Is Netflix a Poor Investment to Make?
Netflix (NASDAQ:NFLX) has been relatively strong this year, with shares rising more than 14 percent. This is despite the fact that the market has generally been punishing growth stocks, many of which have fallen despite the fact that the stock market is up slightly for the year. In particular, Netflix shares have been especially strong since bottoming out in April — the stock has gained over 30 percent since then.
Investors have several good reasons to bid up shares of Netflix. First, the company is growing its sales, and it is growing its profits even more. One of the problems that a lot of growth companies have had this year is that while their sales continued growing, their profits declined, or at the very least they failed to grow at an acceptable rate from the perspective of a growth investor. These companies have had trouble growing their margins due to commodification of the products they sell or rising input costs. This has hit growth companies like Whole Foods (NYSE:WFM) and Panera Bread (NASDAQ:PNRA) hard.

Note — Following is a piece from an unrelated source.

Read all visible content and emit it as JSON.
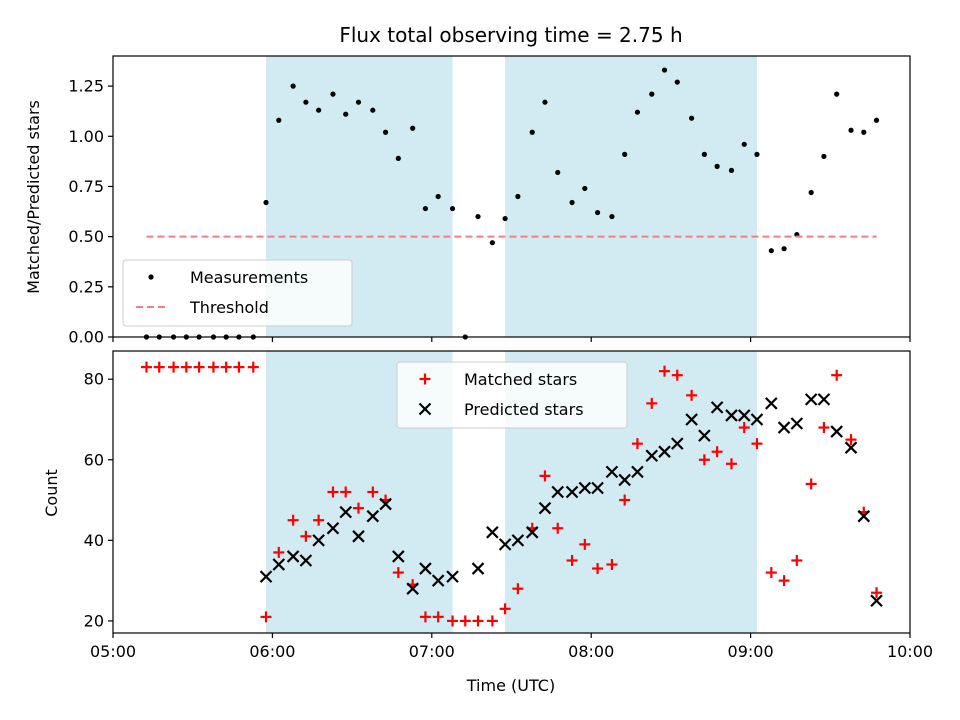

Netflix has bucked this trend because its product cannot easily be replicated: that is, it is difficult for a new company to enter the market and offer content streaming to the extent that Netflix can. The company has reported profit growth that far outweighs its sales growth, with net profit margins growing from 2.6 percent to 4.2 percent year over year in the most recent quarter. This coupled with double-digit sales growth means that the company’s profits are soaring.
Not only are the company’s profits soaring, but it has a “subscription” business model, meaning that each of its customers pays for its streaming services regularly. Given that Netflix offers modest pricing, it is unlikely that subscribers will cancel their plans even if they are facing tight budgets. This not only improves growth but means that the company’s revenue is more reliable and therefore more valuable for long-term investors.
With all of these positives, why do I think investors should sell Netflix? It’s pretty simple: The valuation is extremely high. As great as the company is, it trades at over 150 times trailing earnings and at nearly 60 times 2015 earnings estimates. What this means is that investors are assuming that the incredible growth we are seeing today carries into the future.
Maybe it will, although in a minute I will explain why I don’t think this is the case. The problem is that even if the company can continue to grow at this astronomical rate the stock is fairly valued, meaning that in order to justify buying the stock today, you need to assume that the company can grow even faster! While the company is expanding into new markets and while it is expanding into original content, I think this is highly unlikely.
In fact, as I just suggested, I think growth is set to slow, at least modestly. The trouble is that the kind of margin growth that Netflix is showing can only continue up to a point. It is relatively easy to grow margins from 2.6 percent to 4.2 percent. But at this rate, margins reach double-digit levels very quickly. What happens in, say, five years? The company won’t be able to grow its margins as quickly.
With this in mind and with sales growth at about 20 percent, it makes more sense to assume that growth will trend toward this 20 percent level. Furthermore, as the company expands, it won’t be able to grow its sales as quickly. It follows that in a few years Netflix’s growth will be substantially slow unless it can find new markets or find new ways to cut expenses.
These feats are not unobtainable, but they are improbable. Nevertheless, the stock seems to be pricing them in.
With this being the case, Netflix is a poor investment at the current share price. But that doesn’t mean it is a poor investment at any share price. If you agree with the bullish features of the company’s business that I cite above, then wait for weakness. As those who follow the stock know, Netflix shares can be extremely volatile. Take advantage of that volatility to buy on weakness and to sell on strength, and you can make a lot of money. But don’t be suckered in at these nosebleed valuations.
Disclosure: Ben Kramer-Miller has no position in Netflix.